Several years ago, I think in 2002, there was a Mandelbrot contest problem that asked for the largest number of regions in the plane that could be generated by two triangles. The answer turns out to be 8, and it’s interesting to think about why there can’t be more.
Naturally, this got me wondering about the integer sequence: what is the largest number of regions in the plane you can generate using two n-gons? At first this problem seems very simple: 8, 10, 12, 14, …
But after a little while, I realized it went 8, 18, ?, 38, ?, …, where the number of regions for two 2n-gons is easy to compute. You can probably figure out what I was assuming that wasn’t actually a requirement.

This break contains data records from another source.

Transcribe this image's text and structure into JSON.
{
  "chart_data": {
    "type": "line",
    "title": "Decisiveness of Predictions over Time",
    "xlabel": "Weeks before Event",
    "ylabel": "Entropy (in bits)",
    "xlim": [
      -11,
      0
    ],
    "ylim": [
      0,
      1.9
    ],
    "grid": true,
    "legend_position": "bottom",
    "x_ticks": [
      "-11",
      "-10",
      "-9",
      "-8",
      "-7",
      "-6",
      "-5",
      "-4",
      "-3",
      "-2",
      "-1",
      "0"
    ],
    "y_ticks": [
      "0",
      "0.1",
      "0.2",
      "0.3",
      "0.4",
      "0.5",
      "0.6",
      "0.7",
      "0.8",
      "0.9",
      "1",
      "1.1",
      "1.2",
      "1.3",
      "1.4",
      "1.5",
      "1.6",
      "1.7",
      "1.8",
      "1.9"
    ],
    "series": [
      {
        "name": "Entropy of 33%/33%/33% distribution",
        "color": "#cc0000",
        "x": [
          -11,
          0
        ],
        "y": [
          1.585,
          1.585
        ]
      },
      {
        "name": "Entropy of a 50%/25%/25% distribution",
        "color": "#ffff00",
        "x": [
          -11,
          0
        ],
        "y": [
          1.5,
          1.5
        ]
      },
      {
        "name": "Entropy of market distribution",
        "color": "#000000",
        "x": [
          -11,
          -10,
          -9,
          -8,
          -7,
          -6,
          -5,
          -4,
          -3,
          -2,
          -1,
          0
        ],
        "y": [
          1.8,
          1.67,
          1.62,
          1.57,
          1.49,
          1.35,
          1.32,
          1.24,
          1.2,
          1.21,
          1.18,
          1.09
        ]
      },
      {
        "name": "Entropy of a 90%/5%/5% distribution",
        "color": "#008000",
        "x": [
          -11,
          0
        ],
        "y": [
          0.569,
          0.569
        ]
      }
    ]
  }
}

For odd numbers of sides, things are much more complicated. In fact, to this day I’m still not sure of the answer. I have a drawing that I think gives the maximum number of regions, but I haven’t been able to prove that there isn’t a better drawing out there somewhere. Anyone have any ideas for me?
Problems like this one are appealing to me because they are easy to play with but hard to finish. There are more elementary ones (like regions created by lines), classics (like regions in space determined by planes, as in Polya’s famous video), interesting side notes (ever wonder why we only draw Venn diagrams with 3 circles and not with 4? Have you seen diagrams with 4 sets — and noticed that they don’t use circles?), and difficult ones like the case of two odd-sided polygons.
Maybe this would make a good topic for a future Numberplay column.